24 Hours at Balaclava: 25 October 1854
Book review
24 Hours at Balaclava: 25 October 1854, Robert Kershaw, The History Press, 2019, 286p, £20-00. ISBN 9780750988889.
Robert Kershaw’s review of what happened at Balaclava in October 1854 is part of an emerging genre of research. He has examined vast quantities of written sources which together give a strong sense of what it was like to be part of the happenings within and surrounding the Charge of the Light Brigade on 25 October 1854. This means that commentary from the Russian perspective as much as from observers and participants on the British side are woven very effectively together.

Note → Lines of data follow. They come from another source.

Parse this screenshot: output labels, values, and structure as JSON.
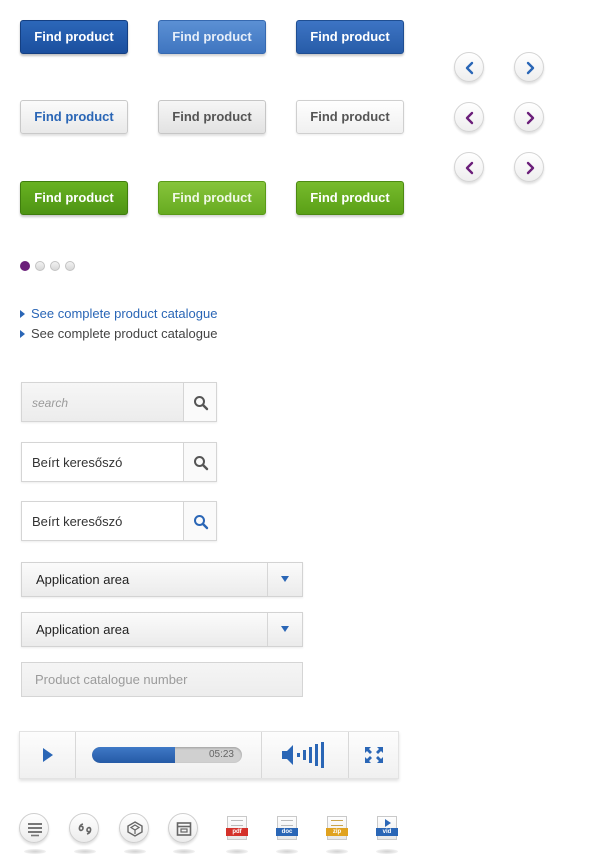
{
  "buttons": {
    "row1": [
      "Find product",
      "Find product",
      "Find product"
    ],
    "row2": [
      "Find product",
      "Find product",
      "Find product"
    ],
    "row3": [
      "Find product",
      "Find product",
      "Find product"
    ]
  },
  "nav_arrows": {
    "blue": {
      "color": "#2a66b6",
      "icons": [
        "chevron-left-icon",
        "chevron-right-icon"
      ]
    },
    "purple": {
      "color": "#6b1f7a",
      "icons": [
        "chevron-left-icon",
        "chevron-right-icon"
      ]
    }
  },
  "pagination": {
    "count": 4,
    "active_index": 0,
    "active_color": "#6b1f7a"
  },
  "links": [
    {
      "label": "See complete product catalogue",
      "color": "#2a66b6"
    },
    {
      "label": "See complete product catalogue",
      "color": "#444444"
    }
  ],
  "search_boxes": [
    {
      "value": "",
      "placeholder": "search"
    },
    {
      "value": "Beírt keresőszó",
      "placeholder": ""
    },
    {
      "value": "Beírt keresőszó",
      "placeholder": ""
    }
  ],
  "dropdowns": [
    {
      "selected": "Application area"
    },
    {
      "selected": "Application area"
    }
  ],
  "catalogue_field": {
    "placeholder": "Product catalogue number"
  },
  "player": {
    "time": "05:23",
    "progress": 0.55
  },
  "file_icons": [
    {
      "icon": "list-icon",
      "label": ""
    },
    {
      "icon": "quote-icon",
      "label": ""
    },
    {
      "icon": "cube-icon",
      "label": ""
    },
    {
      "icon": "window-icon",
      "label": ""
    },
    {
      "icon": "pdf-file-icon",
      "label": "pdf",
      "color": "#d4312a"
    },
    {
      "icon": "doc-file-icon",
      "label": "doc",
      "color": "#2a66b6"
    },
    {
      "icon": "zip-file-icon",
      "label": "zip",
      "color": "#e0a21f"
    },
    {
      "icon": "video-file-icon",
      "label": "vid",
      "color": "#2a66b6"
    }
  ],
  "colors": {
    "primary_blue": "#1b4f9e",
    "accent_green": "#4e9414",
    "accent_purple": "#6b1f7a"
  }
}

This is really a specialist book for a specialist audience but I would draw out two particular points. One account of the beginning of the ‘charge’ describes the scruffy and wretched state of the uniforms of the very well-ordered column of solders, not quite what we expect. The other is, of course, the degree to which we have all been influenced by Lord Tennyson’s poem. We now know that he watched the British fleet set out in 1854 from the downs above his house at Freshwater on the Isle of Wight and that he wrote the poem very quickly on receipt of the news of what had happened. Subsequently the detail of how a command may have been misunderstood or mishandled to produce the glorious but tragic outcome did set the record straight but the tone of Tennyson’s poem continues to direct our thinking.
One other important feature of this book is the collection of forty-two illustrations, including some contemporaneous photographs, to add to our insight into the context of this extraordinary event. The emergent photographic record is in many ways as important as Russell’s War Reports for The Times.